她越说越激动,“至于枉死的边军,厚厚地抚恤!再不济,当年谁克扣的粮草,截断的军令,就找谁算账,老子死了找儿子,儿子死了,那不还有孙子嘛!”

“……”贺固安无语地看着这老太后。

若是这么简单就好了。

秦珩也是这么想的,他一想到亲爹先宣帝临死前跟他说的事,就忍不住苦笑。他左思右想,那事现在瞒着也没意义了,不如说出来,也许贺固安能帮他想想办法。

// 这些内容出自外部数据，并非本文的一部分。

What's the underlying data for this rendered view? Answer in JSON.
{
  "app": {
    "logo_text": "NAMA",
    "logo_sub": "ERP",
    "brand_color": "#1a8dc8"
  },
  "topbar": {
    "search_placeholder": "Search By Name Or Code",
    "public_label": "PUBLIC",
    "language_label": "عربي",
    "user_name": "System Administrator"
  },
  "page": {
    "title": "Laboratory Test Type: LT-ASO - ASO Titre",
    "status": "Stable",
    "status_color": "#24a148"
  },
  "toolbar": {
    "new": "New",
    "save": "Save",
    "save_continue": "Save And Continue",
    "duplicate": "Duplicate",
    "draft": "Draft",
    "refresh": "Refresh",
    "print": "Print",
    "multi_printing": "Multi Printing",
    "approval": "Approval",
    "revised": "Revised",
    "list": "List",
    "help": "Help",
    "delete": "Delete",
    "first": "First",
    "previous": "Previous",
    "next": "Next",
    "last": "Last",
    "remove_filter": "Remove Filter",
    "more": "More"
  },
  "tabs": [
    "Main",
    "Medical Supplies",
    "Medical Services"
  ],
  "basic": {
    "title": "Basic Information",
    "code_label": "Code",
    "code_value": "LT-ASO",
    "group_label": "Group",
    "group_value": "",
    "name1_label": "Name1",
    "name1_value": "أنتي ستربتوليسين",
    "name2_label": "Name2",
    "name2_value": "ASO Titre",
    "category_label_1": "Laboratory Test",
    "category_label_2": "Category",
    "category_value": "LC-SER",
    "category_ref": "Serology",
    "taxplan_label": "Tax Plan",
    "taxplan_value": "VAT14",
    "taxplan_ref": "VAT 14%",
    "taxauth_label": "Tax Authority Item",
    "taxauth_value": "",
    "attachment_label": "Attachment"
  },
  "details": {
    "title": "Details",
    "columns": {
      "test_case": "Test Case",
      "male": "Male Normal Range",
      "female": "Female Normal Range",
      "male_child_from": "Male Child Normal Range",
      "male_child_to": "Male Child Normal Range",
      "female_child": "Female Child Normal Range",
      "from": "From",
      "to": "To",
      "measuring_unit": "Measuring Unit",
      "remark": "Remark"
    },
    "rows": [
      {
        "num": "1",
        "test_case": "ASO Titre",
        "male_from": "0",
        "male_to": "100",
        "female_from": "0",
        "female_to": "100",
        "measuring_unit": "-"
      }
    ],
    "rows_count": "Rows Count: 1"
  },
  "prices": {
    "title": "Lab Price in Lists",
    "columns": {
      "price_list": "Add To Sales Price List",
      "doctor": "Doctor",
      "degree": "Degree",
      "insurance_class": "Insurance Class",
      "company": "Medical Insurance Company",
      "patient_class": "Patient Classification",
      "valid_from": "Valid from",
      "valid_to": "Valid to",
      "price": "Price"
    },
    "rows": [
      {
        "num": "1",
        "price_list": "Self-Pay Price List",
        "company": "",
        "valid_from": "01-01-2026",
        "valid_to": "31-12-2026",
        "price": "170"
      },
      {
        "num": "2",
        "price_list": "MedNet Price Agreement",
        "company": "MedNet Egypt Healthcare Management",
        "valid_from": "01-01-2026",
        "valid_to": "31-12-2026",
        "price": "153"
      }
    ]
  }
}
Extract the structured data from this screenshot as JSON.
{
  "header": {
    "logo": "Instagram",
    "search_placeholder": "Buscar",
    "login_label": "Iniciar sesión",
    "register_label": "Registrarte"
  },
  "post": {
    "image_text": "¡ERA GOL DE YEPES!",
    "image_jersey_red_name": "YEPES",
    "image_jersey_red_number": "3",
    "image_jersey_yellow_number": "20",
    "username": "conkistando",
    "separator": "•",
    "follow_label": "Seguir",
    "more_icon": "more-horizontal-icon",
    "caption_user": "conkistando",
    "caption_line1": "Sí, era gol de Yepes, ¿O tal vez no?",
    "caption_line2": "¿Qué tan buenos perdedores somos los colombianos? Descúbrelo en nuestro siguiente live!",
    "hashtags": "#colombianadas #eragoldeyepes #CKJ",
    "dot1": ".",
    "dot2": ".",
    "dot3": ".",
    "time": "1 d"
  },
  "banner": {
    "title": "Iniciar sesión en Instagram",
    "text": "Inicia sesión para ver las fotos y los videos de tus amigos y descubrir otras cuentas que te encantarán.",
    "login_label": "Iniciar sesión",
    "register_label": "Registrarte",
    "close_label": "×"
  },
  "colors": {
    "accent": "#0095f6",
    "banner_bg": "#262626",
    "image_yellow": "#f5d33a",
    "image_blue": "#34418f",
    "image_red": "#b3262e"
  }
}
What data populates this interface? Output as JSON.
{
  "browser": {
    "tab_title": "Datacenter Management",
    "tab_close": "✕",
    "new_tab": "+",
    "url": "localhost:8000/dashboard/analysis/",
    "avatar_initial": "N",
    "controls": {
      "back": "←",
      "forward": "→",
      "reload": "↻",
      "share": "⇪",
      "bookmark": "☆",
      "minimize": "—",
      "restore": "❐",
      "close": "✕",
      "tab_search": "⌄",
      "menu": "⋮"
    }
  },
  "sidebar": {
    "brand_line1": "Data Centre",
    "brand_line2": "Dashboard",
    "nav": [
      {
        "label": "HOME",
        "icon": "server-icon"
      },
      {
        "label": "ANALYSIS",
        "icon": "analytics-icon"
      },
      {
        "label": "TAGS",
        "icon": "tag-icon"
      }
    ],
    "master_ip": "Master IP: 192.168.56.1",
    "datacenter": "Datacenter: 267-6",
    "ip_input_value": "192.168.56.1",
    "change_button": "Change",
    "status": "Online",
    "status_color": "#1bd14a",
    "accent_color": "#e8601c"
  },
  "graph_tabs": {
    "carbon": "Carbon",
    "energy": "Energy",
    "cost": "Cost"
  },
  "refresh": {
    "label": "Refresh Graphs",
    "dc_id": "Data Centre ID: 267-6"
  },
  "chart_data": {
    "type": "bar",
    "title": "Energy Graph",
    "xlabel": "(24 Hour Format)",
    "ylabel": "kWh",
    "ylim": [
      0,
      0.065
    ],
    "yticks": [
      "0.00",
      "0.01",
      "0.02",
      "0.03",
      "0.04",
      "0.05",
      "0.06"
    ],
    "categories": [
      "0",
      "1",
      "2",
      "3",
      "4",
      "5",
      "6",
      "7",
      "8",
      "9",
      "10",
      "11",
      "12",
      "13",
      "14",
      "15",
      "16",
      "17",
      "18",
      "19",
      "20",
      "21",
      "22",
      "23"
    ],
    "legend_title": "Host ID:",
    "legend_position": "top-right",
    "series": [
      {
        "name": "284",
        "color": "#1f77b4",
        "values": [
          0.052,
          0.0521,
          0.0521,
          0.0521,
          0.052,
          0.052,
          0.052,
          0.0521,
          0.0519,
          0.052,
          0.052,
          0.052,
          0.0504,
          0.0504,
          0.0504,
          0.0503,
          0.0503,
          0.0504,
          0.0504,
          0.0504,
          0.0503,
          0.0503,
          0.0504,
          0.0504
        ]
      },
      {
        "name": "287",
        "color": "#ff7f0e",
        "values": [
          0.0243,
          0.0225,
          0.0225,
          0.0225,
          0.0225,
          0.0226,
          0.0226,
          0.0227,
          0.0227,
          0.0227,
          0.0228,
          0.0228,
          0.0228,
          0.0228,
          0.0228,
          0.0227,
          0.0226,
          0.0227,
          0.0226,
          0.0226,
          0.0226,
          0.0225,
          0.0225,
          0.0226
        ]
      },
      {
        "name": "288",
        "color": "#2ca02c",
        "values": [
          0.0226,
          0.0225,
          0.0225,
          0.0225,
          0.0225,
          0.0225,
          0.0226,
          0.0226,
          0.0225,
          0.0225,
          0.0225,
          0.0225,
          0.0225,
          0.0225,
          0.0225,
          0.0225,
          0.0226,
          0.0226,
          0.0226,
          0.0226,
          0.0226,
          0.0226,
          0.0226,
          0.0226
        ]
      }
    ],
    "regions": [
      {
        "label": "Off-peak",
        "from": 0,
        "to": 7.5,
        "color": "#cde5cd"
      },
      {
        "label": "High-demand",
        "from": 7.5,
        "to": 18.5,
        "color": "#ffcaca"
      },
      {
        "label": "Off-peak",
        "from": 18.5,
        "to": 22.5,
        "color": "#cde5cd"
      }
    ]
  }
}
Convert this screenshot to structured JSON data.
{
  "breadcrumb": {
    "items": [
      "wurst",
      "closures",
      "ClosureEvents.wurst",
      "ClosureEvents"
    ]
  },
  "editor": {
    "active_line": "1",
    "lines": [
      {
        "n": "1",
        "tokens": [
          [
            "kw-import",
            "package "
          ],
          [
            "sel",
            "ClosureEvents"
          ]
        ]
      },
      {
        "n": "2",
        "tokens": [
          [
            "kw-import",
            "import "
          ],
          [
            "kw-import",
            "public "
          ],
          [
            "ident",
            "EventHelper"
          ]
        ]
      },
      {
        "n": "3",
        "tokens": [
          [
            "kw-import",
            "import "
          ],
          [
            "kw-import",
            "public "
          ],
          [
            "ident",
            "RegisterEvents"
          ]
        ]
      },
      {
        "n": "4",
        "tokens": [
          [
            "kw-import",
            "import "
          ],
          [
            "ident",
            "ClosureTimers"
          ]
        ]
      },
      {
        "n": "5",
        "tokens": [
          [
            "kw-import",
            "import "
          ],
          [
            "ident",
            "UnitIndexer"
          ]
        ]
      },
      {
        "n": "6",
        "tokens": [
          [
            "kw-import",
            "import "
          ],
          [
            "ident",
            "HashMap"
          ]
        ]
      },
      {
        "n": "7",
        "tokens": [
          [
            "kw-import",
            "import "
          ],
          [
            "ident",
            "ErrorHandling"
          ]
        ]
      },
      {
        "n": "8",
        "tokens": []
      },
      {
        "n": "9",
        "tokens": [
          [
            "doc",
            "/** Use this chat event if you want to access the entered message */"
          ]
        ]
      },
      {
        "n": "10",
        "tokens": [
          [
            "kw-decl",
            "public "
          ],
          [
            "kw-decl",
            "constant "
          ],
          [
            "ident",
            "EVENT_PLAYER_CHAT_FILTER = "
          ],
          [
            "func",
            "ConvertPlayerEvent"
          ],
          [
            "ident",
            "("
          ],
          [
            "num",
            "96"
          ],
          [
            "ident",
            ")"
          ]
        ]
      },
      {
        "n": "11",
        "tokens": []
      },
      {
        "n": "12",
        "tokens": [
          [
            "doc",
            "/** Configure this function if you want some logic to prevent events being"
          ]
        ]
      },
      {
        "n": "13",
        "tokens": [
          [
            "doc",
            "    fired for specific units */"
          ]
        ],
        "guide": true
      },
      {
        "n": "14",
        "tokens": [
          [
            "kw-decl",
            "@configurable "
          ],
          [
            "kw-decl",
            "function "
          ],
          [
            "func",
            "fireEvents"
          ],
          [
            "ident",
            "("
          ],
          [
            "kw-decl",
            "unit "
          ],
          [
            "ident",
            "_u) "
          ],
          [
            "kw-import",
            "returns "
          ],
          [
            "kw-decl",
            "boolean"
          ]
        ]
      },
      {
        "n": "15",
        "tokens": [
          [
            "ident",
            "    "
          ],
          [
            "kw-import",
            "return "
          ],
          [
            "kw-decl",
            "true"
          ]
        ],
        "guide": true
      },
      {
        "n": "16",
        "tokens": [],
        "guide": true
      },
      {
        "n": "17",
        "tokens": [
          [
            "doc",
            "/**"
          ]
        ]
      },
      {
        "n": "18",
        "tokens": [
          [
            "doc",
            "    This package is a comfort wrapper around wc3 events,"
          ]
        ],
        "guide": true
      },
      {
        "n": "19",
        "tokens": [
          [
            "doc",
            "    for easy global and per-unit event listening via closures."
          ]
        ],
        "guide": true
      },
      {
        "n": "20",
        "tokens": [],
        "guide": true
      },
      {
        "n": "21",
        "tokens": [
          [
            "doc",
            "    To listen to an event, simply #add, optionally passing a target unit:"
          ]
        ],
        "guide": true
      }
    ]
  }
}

“娘,儿子也没法瞒您了,”他又看向贺固安,“爱卿,你也听一听。”

他直接把赫南王世子秦予江“病重”的实情告诉两人,“……所以说,皇伯根本不是得病,而是中了毒。我爹说,当年高祖应当是查到了什么,但事关十二万人命,还有太子之位的更迭,他终是什么也没说。”

面前两人表情错愕,贺固安且不论,赵太后一下子蔫了。她原本就心虚,这下更觉得自己母子皇位来历不正了。

这还用问?肯定是那个短命鬼啊!

秦珩了解他亲娘,见状忙道:“不是爹!您也不想想,爹虽是长子,但不是嫡长,真要如此大逆不道,我还有十个叔叔,年纪都差不多,换成谁不行?”

贺固安点头:“不错,只从常理判断,倘若真是先帝所谓,他也不会将内情告诉官家了。”毕竟这又不是什么光彩的事情。